Link, Jakarta – Menteri Kesehatan (Menkes) Budi Gunadi Sadikin menyoroti tingginya angka kematian bayi dan balita di Indonesia yang mencapai lebih dari 30 ribu kasus setiap tahun. Angka ini jauh melampaui negara-negara ASEAN lain, bahkan Vietnam, dengan sekitar 90 persen kematian terjadi di rumah sakit.
Dilansir dari infopublik.id, “Indonesia tidak lebih baik dari Vietnam untuk angka kematian balita. Singapura hanya 2 per 1.000, Malaysia 6 sampai 7, Thailand 7 sampai 8. Kita malah masih di atas Vietnam. Jangan sampai nanti Laos, Myanmar, dan Kamboja menyusul lebih baik dari kita,” ungkap Menkes Budi dalam World Patient Safety Day 2025, Selasa (19/8/2025).
Menkes menekankan, angka kematian bayi dan balita sesungguhnya bisa lebih tinggi dari yang tercatat.
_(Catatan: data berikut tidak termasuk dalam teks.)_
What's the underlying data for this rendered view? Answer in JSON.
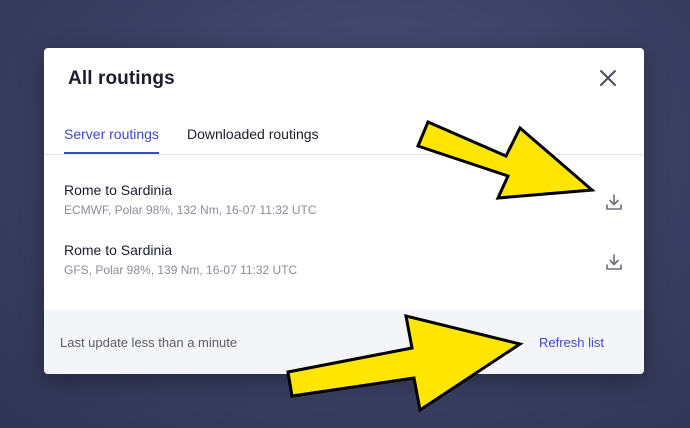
{
  "dialog": {
    "title": "All routings",
    "close_icon": "close-icon"
  },
  "tabs": [
    {
      "label": "Server routings",
      "active": true
    },
    {
      "label": "Downloaded routings",
      "active": false
    }
  ],
  "routes": [
    {
      "name": "Rome to Sardinia",
      "meta": "ECMWF, Polar 98%, 132 Nm, 16-07 11:32 UTC",
      "icon": "download-icon"
    },
    {
      "name": "Rome to Sardinia",
      "meta": "GFS, Polar 98%, 139 Nm, 16-07 11:32 UTC",
      "icon": "download-icon"
    }
  ],
  "footer": {
    "status": "Last update less than a minute",
    "refresh_label": "Refresh list"
  },
  "colors": {
    "accent": "#3a4bc8",
    "arrow_fill": "#ffe600",
    "arrow_stroke": "#000000",
    "backdrop": "#3a4063"
  },
  "annotations": [
    {
      "icon": "arrow-icon",
      "points_to": "download-button"
    },
    {
      "icon": "arrow-icon",
      "points_to": "refresh-list-link"
    }
  ]
}
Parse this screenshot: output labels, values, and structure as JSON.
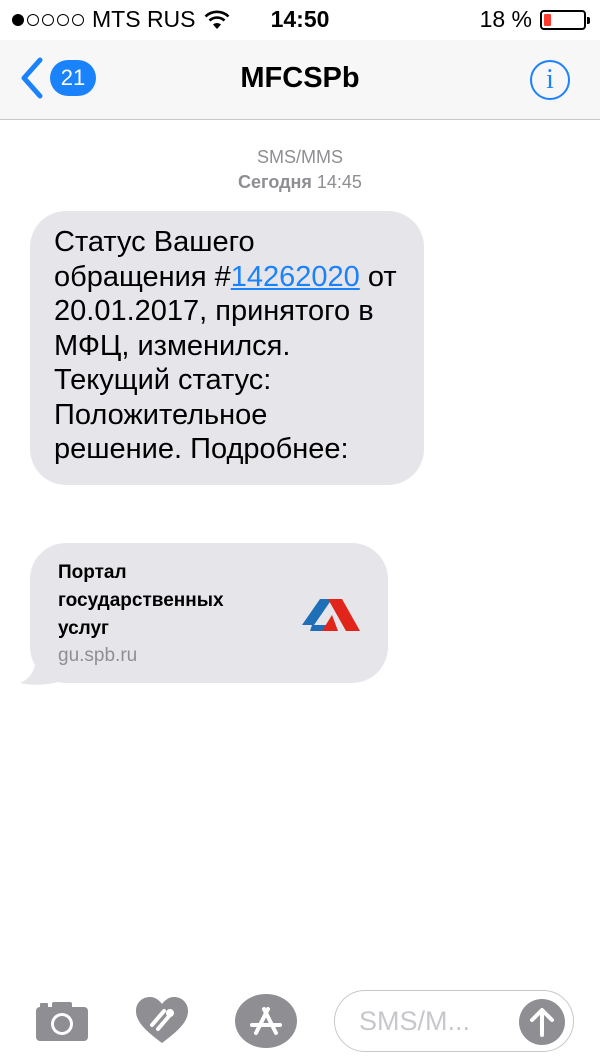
{
  "status_bar": {
    "carrier": "MTS RUS",
    "time": "14:50",
    "battery_text": "18 %",
    "battery_level": 0.18,
    "signal_bars_filled": 1,
    "signal_bars_total": 5
  },
  "nav": {
    "back_count": "21",
    "title": "MFCSPb",
    "info_glyph": "i"
  },
  "conversation": {
    "type": "SMS/MMS",
    "day": "Сегодня",
    "time": "14:45"
  },
  "message": {
    "text_before": "Статус Вашего обращения #",
    "link_text": "14262020",
    "text_after": " от 20.01.2017, принятого в МФЦ, изменился. Текущий статус: Положительное решение. Подробнее:"
  },
  "link_preview": {
    "title": "Портал государственных услуг",
    "domain": "gu.spb.ru",
    "logo_colors": [
      "#1f6fb8",
      "#e1251b"
    ]
  },
  "input_bar": {
    "placeholder": "SMS/M...",
    "icons": [
      "camera-icon",
      "digital-touch-icon",
      "app-store-icon",
      "send-arrow-icon"
    ]
  },
  "colors": {
    "accent": "#1a82fb",
    "bubble": "#e5e5ea",
    "secondary_text": "#8e8e93",
    "battery_low": "#ff3b30"
  }
}
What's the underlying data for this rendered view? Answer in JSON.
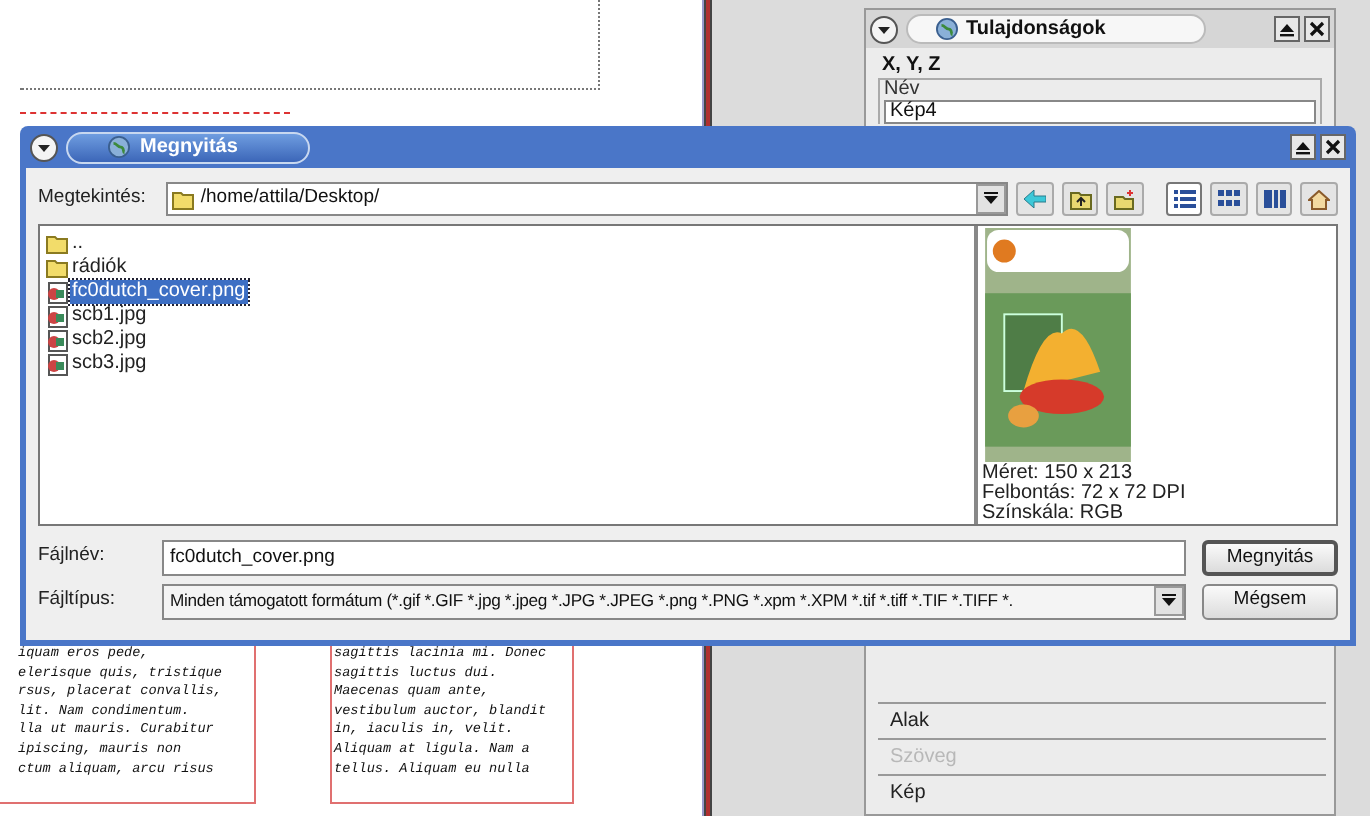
{
  "background_document": {
    "column_1_lines": [
      "iquam eros pede,",
      "elerisque quis, tristique",
      "rsus, placerat convallis,",
      "lit. Nam condimentum.",
      "lla ut mauris. Curabitur",
      "ipiscing, mauris non",
      "ctum aliquam, arcu risus"
    ],
    "column_2_lines": [
      "sagittis lacinia mi. Donec",
      "sagittis luctus dui.",
      "Maecenas quam ante,",
      "vestibulum auctor, blandit",
      "in, iaculis in, velit.",
      "Aliquam at ligula. Nam a",
      "tellus. Aliquam eu nulla"
    ]
  },
  "properties_panel": {
    "title": "Tulajdonságok",
    "tab": "X, Y, Z",
    "group_label": "Név",
    "name_value": "Kép4",
    "sections": [
      {
        "label": "Alak",
        "disabled": false
      },
      {
        "label": "Szöveg",
        "disabled": true
      },
      {
        "label": "Kép",
        "disabled": false
      }
    ]
  },
  "dialog": {
    "title": "Megnyitás",
    "look_in_label": "Megtekintés:",
    "path": "/home/attila/Desktop/",
    "view_modes": [
      {
        "kind": "detail",
        "selected": true
      },
      {
        "kind": "icons",
        "selected": false
      },
      {
        "kind": "columns",
        "selected": false
      }
    ],
    "files": [
      {
        "name": "..",
        "kind": "folder",
        "selected": false
      },
      {
        "name": "rádiók",
        "kind": "folder",
        "selected": false
      },
      {
        "name": "fc0dutch_cover.png",
        "kind": "image",
        "selected": true
      },
      {
        "name": "scb1.jpg",
        "kind": "image",
        "selected": false
      },
      {
        "name": "scb2.jpg",
        "kind": "image",
        "selected": false
      },
      {
        "name": "scb3.jpg",
        "kind": "image",
        "selected": false
      }
    ],
    "preview_info": [
      "Méret: 150 x 213",
      "Felbontás: 72 x 72 DPI",
      "Színskála: RGB"
    ],
    "filename_label": "Fájlnév:",
    "filename": "fc0dutch_cover.png",
    "filetype_label": "Fájltípus:",
    "filetype": "Minden támogatott formátum (*.gif *.GIF *.jpg *.jpeg *.JPG *.JPEG *.png *.PNG *.xpm *.XPM *.tif *.tiff *.TIF *.TIFF *.",
    "open_button": "Megnyitás",
    "cancel_button": "Mégsem"
  }
}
Dari 4,8 juta kelahiran per tahun, diperkirakan kematian bisa mencapai 100 ribu jiwa. Namun, yang masuk ke sistem pencatatan hanya sekitar 33 ribu kasus. “Kalau datanya tidak dicatat, kita tidak akan pernah bisa menyelesaikan masalah. Sama seperti COVID-19 dulu, kalau kematiannya ditutup-tutupi, kondisi kita justru makin buruk,” ujarnya.
Karena itu, Kemenkes menegaskan pentingnya registrasi kematian bayi dan ibu yang lebih akurat, lengkap dengan penyebab kematian.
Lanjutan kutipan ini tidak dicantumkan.